SEOUL, May 22 (Xinhua) -- South Korean civic and student activists have held rallies against U.S. President Joe Biden throughout his three-day trip in the Asian country to clamor for peace on the Korean Peninsula.
A group of students from the Korean University Progressive Union on Sunday held an anti-Biden rally near the U.S. military base in Seoul's central district of Yongsan, where Biden reportedly planned to meet staff members from the U.S. embassy in Seoul.
"Leave this land, Biden, who escalates a war crisis on the Korean Peninsula," the student activists chanted, raising on their hands the signs opposing South Korea-U.S. joint military exercises and South Korea-U.S.-Japan military alliance.
"From the day Biden arrived here, university students continued to shout anti-American voices. It reflects the desire of people. Nobody wants war in this land.

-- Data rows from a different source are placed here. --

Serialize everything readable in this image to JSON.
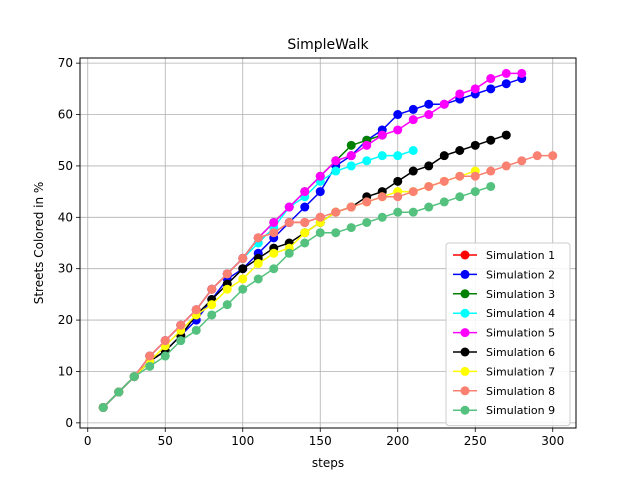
{
  "chart_data": {
    "type": "line",
    "title": "SimpleWalk",
    "xlabel": "steps",
    "ylabel": "Streets Colored in %",
    "xlim": [
      -5,
      315
    ],
    "ylim": [
      -1,
      71
    ],
    "xticks": [
      0,
      50,
      100,
      150,
      200,
      250,
      300
    ],
    "yticks": [
      0,
      10,
      20,
      30,
      40,
      50,
      60,
      70
    ],
    "grid": true,
    "legend_position": "lower right",
    "series": [
      {
        "name": "Simulation 1",
        "color": "#ff0000",
        "x": [
          10,
          20,
          30,
          40,
          50,
          60,
          70,
          80,
          90,
          100,
          110,
          120,
          130,
          140,
          150
        ],
        "y": [
          3,
          6,
          9,
          13,
          16,
          19,
          22,
          26,
          29,
          32,
          36,
          37,
          39,
          39,
          40
        ]
      },
      {
        "name": "Simulation 2",
        "color": "#0000ff",
        "x": [
          10,
          20,
          30,
          40,
          50,
          60,
          70,
          80,
          90,
          100,
          110,
          120,
          130,
          140,
          150,
          160,
          170,
          180,
          190,
          200,
          210,
          220,
          230,
          240,
          250,
          260,
          270,
          280
        ],
        "y": [
          3,
          6,
          9,
          12,
          14,
          17,
          20,
          24,
          28,
          30,
          33,
          36,
          39,
          42,
          45,
          50,
          52,
          55,
          57,
          60,
          61,
          62,
          62,
          63,
          64,
          65,
          66,
          67
        ]
      },
      {
        "name": "Simulation 3",
        "color": "#008000",
        "x": [
          10,
          20,
          30,
          40,
          50,
          60,
          70,
          80,
          90,
          100,
          110,
          120,
          130,
          140,
          150,
          160,
          170,
          180,
          190
        ],
        "y": [
          3,
          6,
          9,
          13,
          16,
          19,
          22,
          26,
          29,
          32,
          36,
          39,
          42,
          45,
          48,
          51,
          54,
          55,
          56
        ]
      },
      {
        "name": "Simulation 4",
        "color": "#00ffff",
        "x": [
          10,
          20,
          30,
          40,
          50,
          60,
          70,
          80,
          90,
          100,
          110,
          120,
          130,
          140,
          150,
          160,
          170,
          180,
          190,
          200,
          210
        ],
        "y": [
          3,
          6,
          9,
          13,
          16,
          19,
          22,
          26,
          29,
          32,
          35,
          38,
          42,
          44,
          47,
          49,
          50,
          51,
          52,
          52,
          53
        ]
      },
      {
        "name": "Simulation 5",
        "color": "#ff00ff",
        "x": [
          10,
          20,
          30,
          40,
          50,
          60,
          70,
          80,
          90,
          100,
          110,
          120,
          130,
          140,
          150,
          160,
          170,
          180,
          190,
          200,
          210,
          220,
          230,
          240,
          250,
          260,
          270,
          280
        ],
        "y": [
          3,
          6,
          9,
          13,
          16,
          19,
          22,
          26,
          29,
          32,
          36,
          39,
          42,
          45,
          48,
          51,
          52,
          54,
          56,
          57,
          59,
          60,
          62,
          64,
          65,
          67,
          68,
          68
        ]
      },
      {
        "name": "Simulation 6",
        "color": "#000000",
        "x": [
          10,
          20,
          30,
          40,
          50,
          60,
          70,
          80,
          90,
          100,
          110,
          120,
          130,
          140,
          150,
          160,
          170,
          180,
          190,
          200,
          210,
          220,
          230,
          240,
          250,
          260,
          270
        ],
        "y": [
          3,
          6,
          9,
          12,
          14,
          17,
          21,
          24,
          27,
          30,
          32,
          34,
          35,
          37,
          39,
          41,
          42,
          44,
          45,
          47,
          49,
          50,
          52,
          53,
          54,
          55,
          56
        ]
      },
      {
        "name": "Simulation 7",
        "color": "#ffff00",
        "x": [
          10,
          20,
          30,
          40,
          50,
          60,
          70,
          80,
          90,
          100,
          110,
          120,
          130,
          140,
          150,
          160,
          170,
          180,
          190,
          200,
          210,
          220,
          230,
          240,
          250
        ],
        "y": [
          3,
          6,
          9,
          12,
          15,
          18,
          21,
          23,
          26,
          28,
          31,
          33,
          34,
          37,
          39,
          41,
          42,
          43,
          44,
          45,
          45,
          46,
          47,
          48,
          49
        ]
      },
      {
        "name": "Simulation 8",
        "color": "#fa8072",
        "x": [
          10,
          20,
          30,
          40,
          50,
          60,
          70,
          80,
          90,
          100,
          110,
          120,
          130,
          140,
          150,
          160,
          170,
          180,
          190,
          200,
          210,
          220,
          230,
          240,
          250,
          260,
          270,
          280,
          290,
          300
        ],
        "y": [
          3,
          6,
          9,
          13,
          16,
          19,
          22,
          26,
          29,
          32,
          36,
          37,
          39,
          39,
          40,
          41,
          42,
          43,
          44,
          44,
          45,
          46,
          47,
          48,
          48,
          49,
          50,
          51,
          52,
          52
        ]
      },
      {
        "name": "Simulation 9",
        "color": "#54c17e",
        "x": [
          10,
          20,
          30,
          40,
          50,
          60,
          70,
          80,
          90,
          100,
          110,
          120,
          130,
          140,
          150,
          160,
          170,
          180,
          190,
          200,
          210,
          220,
          230,
          240,
          250,
          260
        ],
        "y": [
          3,
          6,
          9,
          11,
          13,
          16,
          18,
          21,
          23,
          26,
          28,
          30,
          33,
          35,
          37,
          37,
          38,
          39,
          40,
          41,
          41,
          42,
          43,
          44,
          45,
          46
        ]
      }
    ]
  }
}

Everybody wants peace," a student said during the rally.
The student activists went after Biden during his tour, an air base where he arrived and departed for Japan, a hotel where he stayed, and the presidential office where he held talks with South Korean President Yoon Suk-yeol.

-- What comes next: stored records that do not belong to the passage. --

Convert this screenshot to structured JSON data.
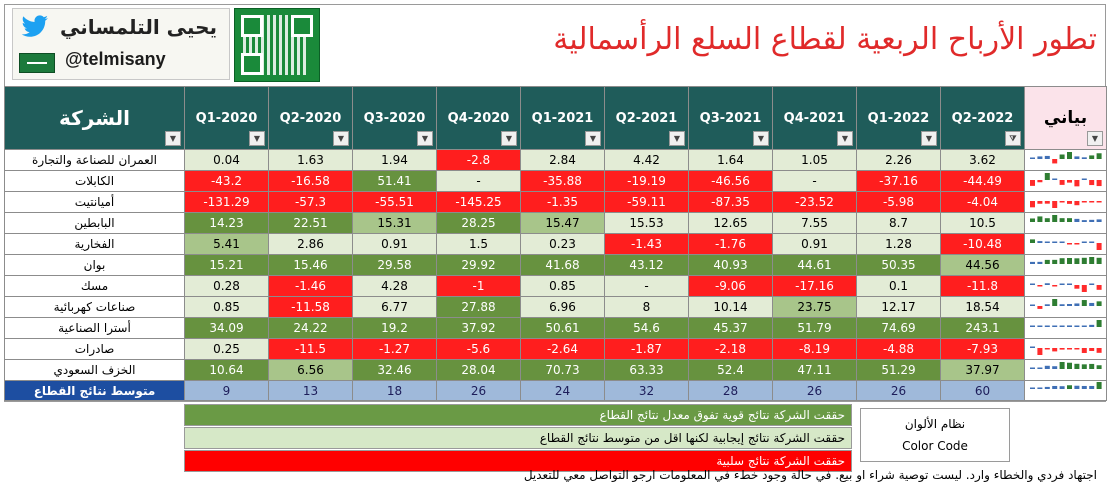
{
  "branding": {
    "author_name": "يحيى التلمساني",
    "handle": "@telmisany"
  },
  "title": "تطور الأرباح الربعية لقطاع السلع الرأسمالية",
  "table": {
    "company_header": "الشركة",
    "chart_header": "بياني",
    "quarters": [
      "Q1-2020",
      "Q2-2020",
      "Q3-2020",
      "Q4-2020",
      "Q1-2021",
      "Q2-2021",
      "Q3-2021",
      "Q4-2021",
      "Q1-2022",
      "Q2-2022"
    ],
    "rows": [
      {
        "name": "العمران للصناعة والتجارة",
        "values": [
          "0.04",
          "1.63",
          "1.94",
          "-2.8",
          "2.84",
          "4.42",
          "1.64",
          "1.05",
          "2.26",
          "3.62"
        ]
      },
      {
        "name": "الكابلات",
        "values": [
          "-43.2",
          "-16.58",
          "51.41",
          "-",
          "-35.88",
          "-19.19",
          "-46.56",
          "-",
          "-37.16",
          "-44.49"
        ]
      },
      {
        "name": "أميانتيت",
        "values": [
          "-131.29",
          "-57.3",
          "-55.51",
          "-145.25",
          "-1.35",
          "-59.11",
          "-87.35",
          "-23.52",
          "-5.98",
          "-4.04"
        ]
      },
      {
        "name": "البابطين",
        "values": [
          "14.23",
          "22.51",
          "15.31",
          "28.25",
          "15.47",
          "15.53",
          "12.65",
          "7.55",
          "8.7",
          "10.5"
        ]
      },
      {
        "name": "الفخارية",
        "values": [
          "5.41",
          "2.86",
          "0.91",
          "1.5",
          "0.23",
          "-1.43",
          "-1.76",
          "0.91",
          "1.28",
          "-10.48"
        ]
      },
      {
        "name": "بوان",
        "values": [
          "15.21",
          "15.46",
          "29.58",
          "29.92",
          "41.68",
          "43.12",
          "40.93",
          "44.61",
          "50.35",
          "44.56"
        ]
      },
      {
        "name": "مسك",
        "values": [
          "0.28",
          "-1.46",
          "4.28",
          "-1",
          "0.85",
          "-",
          "-9.06",
          "-17.16",
          "0.1",
          "-11.8"
        ]
      },
      {
        "name": "صناعات كهربائية",
        "values": [
          "0.85",
          "-11.58",
          "6.77",
          "27.88",
          "6.96",
          "8",
          "10.14",
          "23.75",
          "12.17",
          "18.54"
        ]
      },
      {
        "name": "أسترا الصناعية",
        "values": [
          "34.09",
          "24.22",
          "19.2",
          "37.92",
          "50.61",
          "54.6",
          "45.37",
          "51.79",
          "74.69",
          "243.1"
        ]
      },
      {
        "name": "صادرات",
        "values": [
          "0.25",
          "-11.5",
          "-1.27",
          "-5.6",
          "-2.64",
          "-1.87",
          "-2.18",
          "-8.19",
          "-4.88",
          "-7.93"
        ]
      },
      {
        "name": "الخزف السعودي",
        "values": [
          "10.64",
          "6.56",
          "32.46",
          "28.04",
          "70.73",
          "63.33",
          "52.4",
          "47.11",
          "51.29",
          "37.97"
        ]
      }
    ],
    "average": {
      "name": "متوسط نتائج القطاع",
      "values": [
        "9",
        "13",
        "18",
        "26",
        "24",
        "32",
        "28",
        "26",
        "26",
        "60"
      ]
    }
  },
  "legend": {
    "title_ar": "نظام الألوان",
    "title_en": "Color Code",
    "strong": "حققت الشركة نتائج قوية تفوق معدل نتائج القطاع",
    "positive": "حققت الشركة نتائج إيجابية لكنها اقل من متوسط نتائج القطاع",
    "negative": "حققت الشركة نتائج سلبية"
  },
  "footer": "اجتهاد فردي والخطاء وارد. ليست توصية شراء او بيع. في حالة وجود خطء في المعلومات ارجو التواصل معي للتعديل",
  "colors": {
    "header_bg": "#1f5c5a",
    "strong_green": "#67923f",
    "medium_green": "#a8c58a",
    "light_green": "#e3ecd6",
    "negative_red": "#ff1e1e",
    "title_red": "#e02a2a",
    "average_blue": "#1d4ea1"
  }
}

The student activists were surrounded by the police, which heightened the security of Biden's visiting locations to the highest level.

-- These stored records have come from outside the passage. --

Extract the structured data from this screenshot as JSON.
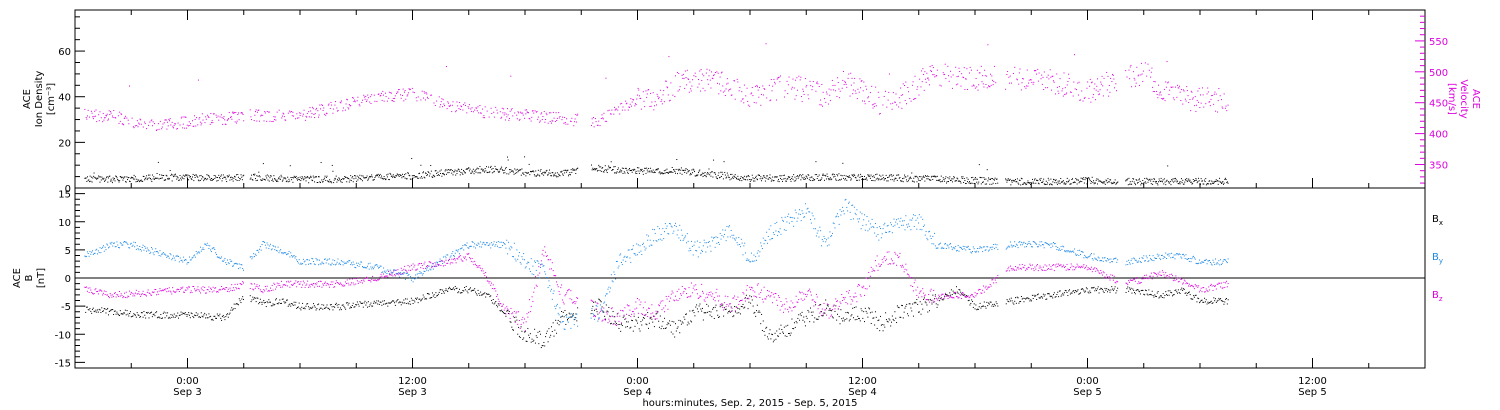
{
  "chart_data": [
    {
      "type": "scatter",
      "panel": "top",
      "ylabel_left": [
        "ACE",
        "Ion Density",
        "[cm⁻³]"
      ],
      "ylabel_right": [
        "ACE",
        "Velocity",
        "[km/s]"
      ],
      "ylim_left": [
        0,
        78
      ],
      "ylim_right": [
        312,
        600
      ],
      "left_ticks": [
        "0",
        "20",
        "40",
        "60"
      ],
      "left_tick_values": [
        0,
        20,
        40,
        60
      ],
      "right_ticks": [
        "350",
        "400",
        "450",
        "500",
        "550"
      ],
      "right_tick_values": [
        350,
        400,
        450,
        500,
        550
      ],
      "colors": {
        "density": "#000000",
        "velocity": "#dd00dd"
      },
      "series": [
        {
          "name": "Ion Density",
          "axis": "left",
          "x_hours": [
            -5.5,
            -4,
            -2,
            0,
            2,
            3.3,
            6,
            8,
            10,
            12,
            14,
            16,
            18,
            20,
            21.5,
            23,
            24.5,
            26,
            28,
            30,
            32,
            34,
            36,
            38,
            40,
            42,
            44,
            46,
            48,
            50,
            52,
            54,
            55.5
          ],
          "values": [
            4,
            4,
            4.5,
            5,
            4.5,
            5,
            4,
            4,
            5,
            5.5,
            7,
            8.5,
            7,
            6.5,
            9,
            8,
            7.5,
            8,
            6,
            4.5,
            4.5,
            5,
            5,
            4.5,
            4,
            3.5,
            3,
            3,
            3.5,
            3,
            3,
            3,
            3
          ]
        },
        {
          "name": "Velocity",
          "axis": "right",
          "x_hours": [
            -5.5,
            -4,
            -3,
            -2,
            -1,
            0,
            1,
            2,
            3,
            4,
            6,
            8,
            10,
            12,
            14,
            16,
            18,
            20,
            22,
            23,
            24,
            25,
            26,
            27,
            28,
            29,
            30,
            31,
            32,
            33,
            34,
            35,
            36,
            37,
            38,
            39,
            39.5,
            40,
            42,
            44,
            46,
            47,
            48,
            49,
            50,
            51,
            52,
            53,
            54,
            55.5
          ],
          "values": [
            430,
            430,
            420,
            415,
            415,
            420,
            425,
            425,
            430,
            430,
            430,
            445,
            460,
            465,
            445,
            435,
            430,
            425,
            420,
            440,
            455,
            460,
            480,
            490,
            485,
            480,
            460,
            470,
            480,
            470,
            460,
            485,
            470,
            450,
            460,
            480,
            500,
            495,
            490,
            490,
            485,
            480,
            470,
            480,
            490,
            500,
            470,
            460,
            455,
            455
          ]
        }
      ]
    },
    {
      "type": "scatter",
      "panel": "bottom",
      "ylabel_left": [
        "ACE",
        "B",
        "[nT]"
      ],
      "ylim": [
        -16,
        16
      ],
      "left_ticks": [
        "-15",
        "-10",
        "-5",
        "0",
        "5",
        "10",
        "15"
      ],
      "left_tick_values": [
        -15,
        -10,
        -5,
        0,
        5,
        10,
        15
      ],
      "zero_line": true,
      "legend": [
        "B",
        "B",
        "B"
      ],
      "legend_subscripts": [
        "x",
        "y",
        "z"
      ],
      "colors": {
        "bx": "#000000",
        "by": "#1e88e5",
        "bz": "#dd00dd"
      },
      "series": [
        {
          "name": "Bx",
          "x_hours": [
            -5.5,
            -4,
            -2,
            0,
            2,
            3,
            4,
            5,
            6,
            8,
            10,
            12,
            14,
            15,
            16,
            18,
            19,
            20,
            21,
            22,
            23,
            24,
            25,
            26,
            27,
            28,
            29,
            30,
            31,
            32,
            33,
            34,
            35,
            36,
            37,
            38,
            39,
            40,
            41,
            42,
            44,
            46,
            48,
            50,
            52,
            53,
            54,
            55.5
          ],
          "values": [
            -5.5,
            -6,
            -6.5,
            -6.5,
            -7,
            -3,
            -4.5,
            -4,
            -5,
            -5,
            -4.5,
            -4,
            -2,
            -2,
            -3,
            -10,
            -11,
            -7,
            -6,
            -5,
            -8,
            -8,
            -7,
            -9,
            -6,
            -6,
            -6,
            -4,
            -10,
            -9,
            -7,
            -5,
            -7,
            -6,
            -8,
            -6,
            -5,
            -4,
            -2,
            -5,
            -4,
            -3,
            -2,
            -2,
            -3,
            -2,
            -4,
            -4
          ]
        },
        {
          "name": "By",
          "x_hours": [
            -5.5,
            -4,
            -3,
            -2,
            0,
            1,
            2,
            3,
            4,
            5,
            6,
            8,
            10,
            12,
            13,
            14,
            15,
            16,
            17,
            18,
            19,
            20,
            21,
            22,
            23,
            24,
            25,
            26,
            27,
            28,
            29,
            30,
            31,
            32,
            33,
            34,
            35,
            36,
            37,
            38,
            39,
            40,
            42,
            44,
            46,
            48,
            50,
            52,
            53,
            54,
            55.5
          ],
          "values": [
            4,
            6,
            6,
            5,
            3,
            6,
            3,
            2,
            6,
            5,
            3,
            3,
            2,
            0,
            2,
            4,
            6,
            6,
            6,
            3,
            1,
            -8,
            -7,
            -6,
            3,
            5,
            8,
            9,
            5,
            6,
            9,
            3,
            8,
            10,
            12,
            6,
            13,
            10,
            8,
            10,
            10,
            6,
            5,
            6,
            6,
            4,
            3,
            4,
            4,
            3,
            3
          ]
        },
        {
          "name": "Bz",
          "x_hours": [
            -5.5,
            -4,
            -2,
            0,
            2,
            3,
            4,
            5,
            6,
            8,
            10,
            12,
            14,
            15,
            16,
            17,
            18,
            19,
            20,
            21,
            22,
            23,
            24,
            25,
            26,
            27,
            28,
            29,
            30,
            31,
            32,
            33,
            34,
            35,
            36,
            37,
            38,
            39,
            40,
            42,
            44,
            46,
            48,
            50,
            52,
            54,
            55.5
          ],
          "values": [
            -2,
            -3,
            -2.5,
            -2,
            -2,
            -1,
            -2,
            -1,
            -1,
            -1,
            0,
            2,
            3,
            4,
            0,
            -6,
            -8,
            5,
            -3,
            -4,
            -6,
            -7,
            -5,
            -6,
            -3,
            -2,
            -3,
            -5,
            -2,
            -3,
            -5,
            -2,
            -6,
            -4,
            -2,
            4,
            3,
            -3,
            -3,
            -3,
            2,
            2,
            2,
            -1,
            1,
            -2,
            -1
          ]
        }
      ]
    }
  ],
  "x_axis": {
    "tick_labels": [
      {
        "time": "0:00",
        "day": "Sep 3"
      },
      {
        "time": "12:00",
        "day": "Sep 3"
      },
      {
        "time": "0:00",
        "day": "Sep 4"
      },
      {
        "time": "12:00",
        "day": "Sep 4"
      },
      {
        "time": "0:00",
        "day": "Sep 5"
      },
      {
        "time": "12:00",
        "day": "Sep 5"
      }
    ],
    "tick_hours": [
      0,
      12,
      24,
      36,
      48,
      60
    ],
    "xlim_hours": [
      -6,
      66
    ],
    "xlabel": "hours:minutes, Sep.  2, 2015 - Sep.  5, 2015"
  }
}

One student was taken to a hospital during a tussle on Friday night with policemen who hindered the rally near the hotel Biden allegedly stayed, according to local broadcaster YTN.
Right before Biden's visit to Seoul, representatives from a total of 155 civic groups held a press conference on Friday, saying the South Korean government should adopt a balanced diplomacy, not a lopsided diplomacy that can bring a new Cold War confrontation to the Korean Peninsula.
If South Korea jumps on the U.S.-centered military alliance, which excludes others, it will negatively affect the Korean Peninsula's peace and denuclearization, while the strengthened military cooperation among South Korea, the United States and Japan will tolerate the rearmament and revived militarism in Japan, the civic activists said.
They urged Yoon and Biden to stop war and confrontation and create an order of peace and co-existence.
The Korean Peninsula has been in a technical state of war as the 1950-53 Korean War ended with an armistice, not a peace treaty.
A series of other peace rallies were conducted by civic and student activists during the U.S. president's stay here.
The People's Solidarity for Participatory Democracy (PSPD) held a candlelight vigil on Friday near the Gwanghwamun square in Seoul, calling for Yoon and Biden to choose peace rather than military alliance and arms race.
Some 100 peace activists, composed of those from the PSPD and seven other civic groups, staged similar rallies on Saturday near the presidential office in Yongsan, to which the South Korean president relocated his office from the Blue House after taking office on May 10.